Fab Prefab

Fab Prefab

Analogous compositional plans have been used since the Middle Ages, but will the arrival of new media finally spawn new ways for composers to approach their materials, overshadowing more traditional methods.

Written By

Colin Holter

As you may already know, prefabricated houses are the wave of the future. Should home ownership ever be within my realm of financial possibility, I’ll be sure to investigate them in greater depth, but for the moment my interest in prefabs has mainly to do with the way they’re put together: A number of complicated individual parts are constructed separately, then joined together in affordable, energy-efficient architectural polygamy.

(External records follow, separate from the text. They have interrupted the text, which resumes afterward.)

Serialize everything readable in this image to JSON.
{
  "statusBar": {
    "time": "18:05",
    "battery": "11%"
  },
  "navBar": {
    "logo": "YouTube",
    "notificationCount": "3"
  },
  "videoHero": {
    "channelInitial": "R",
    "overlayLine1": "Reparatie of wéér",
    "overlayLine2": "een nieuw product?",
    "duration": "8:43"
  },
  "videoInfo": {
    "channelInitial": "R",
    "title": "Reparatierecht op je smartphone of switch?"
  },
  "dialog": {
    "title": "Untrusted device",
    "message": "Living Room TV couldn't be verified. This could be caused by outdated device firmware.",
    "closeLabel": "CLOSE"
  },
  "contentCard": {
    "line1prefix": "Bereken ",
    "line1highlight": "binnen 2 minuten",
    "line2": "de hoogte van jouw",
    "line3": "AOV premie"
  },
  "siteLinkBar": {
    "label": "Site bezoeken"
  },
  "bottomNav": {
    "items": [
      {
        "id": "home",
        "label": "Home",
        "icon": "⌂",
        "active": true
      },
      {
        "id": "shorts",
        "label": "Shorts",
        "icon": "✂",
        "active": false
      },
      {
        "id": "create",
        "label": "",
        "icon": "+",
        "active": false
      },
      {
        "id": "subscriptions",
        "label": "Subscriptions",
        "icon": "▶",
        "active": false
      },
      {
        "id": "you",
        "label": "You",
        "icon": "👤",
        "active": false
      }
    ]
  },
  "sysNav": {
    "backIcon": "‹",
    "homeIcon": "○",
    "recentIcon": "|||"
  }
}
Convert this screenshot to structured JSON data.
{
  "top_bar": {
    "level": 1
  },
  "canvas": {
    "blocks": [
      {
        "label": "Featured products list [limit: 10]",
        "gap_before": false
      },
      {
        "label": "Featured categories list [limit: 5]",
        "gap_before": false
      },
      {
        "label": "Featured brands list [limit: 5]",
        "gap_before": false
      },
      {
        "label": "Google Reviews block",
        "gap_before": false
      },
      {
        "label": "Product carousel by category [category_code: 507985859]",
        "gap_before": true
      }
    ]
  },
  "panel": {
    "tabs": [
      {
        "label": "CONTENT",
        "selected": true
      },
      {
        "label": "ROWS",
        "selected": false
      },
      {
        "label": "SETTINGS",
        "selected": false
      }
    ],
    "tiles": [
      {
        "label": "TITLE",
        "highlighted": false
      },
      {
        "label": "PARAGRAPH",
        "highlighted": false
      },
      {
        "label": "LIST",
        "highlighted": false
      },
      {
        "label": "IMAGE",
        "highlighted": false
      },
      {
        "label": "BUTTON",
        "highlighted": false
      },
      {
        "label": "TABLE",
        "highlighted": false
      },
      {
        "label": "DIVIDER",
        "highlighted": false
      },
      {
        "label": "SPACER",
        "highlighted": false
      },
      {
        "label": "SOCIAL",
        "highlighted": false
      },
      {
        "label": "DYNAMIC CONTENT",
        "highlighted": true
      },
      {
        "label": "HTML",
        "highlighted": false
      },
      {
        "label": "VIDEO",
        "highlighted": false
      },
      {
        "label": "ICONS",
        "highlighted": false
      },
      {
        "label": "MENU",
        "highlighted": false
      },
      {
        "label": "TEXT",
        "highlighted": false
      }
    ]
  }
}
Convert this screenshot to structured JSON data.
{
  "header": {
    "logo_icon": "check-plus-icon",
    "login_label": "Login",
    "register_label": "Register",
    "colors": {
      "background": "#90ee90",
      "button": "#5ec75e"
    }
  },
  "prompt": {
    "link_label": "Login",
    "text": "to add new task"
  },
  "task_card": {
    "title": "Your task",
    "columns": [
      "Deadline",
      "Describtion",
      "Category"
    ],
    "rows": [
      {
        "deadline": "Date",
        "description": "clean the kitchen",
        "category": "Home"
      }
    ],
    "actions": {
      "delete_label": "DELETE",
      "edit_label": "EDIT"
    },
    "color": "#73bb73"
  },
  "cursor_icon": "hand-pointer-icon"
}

This approach is also viable for assembling a piece of music. I don’t mean writing independent passages of music and stringing them together as sections of a larger piece, but rather the independent construction and eventual collation of compositional materials so heterogeneous that their development requires the exercise of widely differing compositional mentalities. This model may be especially suited to working in new media, fields in which time-tested modes of composing may not be possible or practical.

For example, I’m now in the early stages of composing a piece for a performer who will wear a wireless motion-tracking system. According to the “prefabricated house method,” I decided to break the project down into component tasks that will ultimately be fitted into one another, rendering (I hope) a completed work. These tasks include constructing a MAX patch to facilitate the motion-tracker’s control, writing a length of four-voice counterpoint that will provide the harmonic material for the piece, recording and processing numerous audio samples in the studio based on the counterpoint, inventing a suitable motion notation (motation? nobody better steal that neologism), and actually notating the movements that will comprise the performance.

Of course, analogous compositional plans have been used since the Middle Ages, long before prefabricated houses appeared on the market. By the same token, some of my favorite instrumental pieces of the last 25 years were written this way, although my crude simplification doesn’t do them justice. I wonder if its application in new media composition will later be considered a temporary place-holder until we arrive at a more immanent way of working with these emerging tools and ideas–indeed, maybe some of us have already evolved such a conceptualization.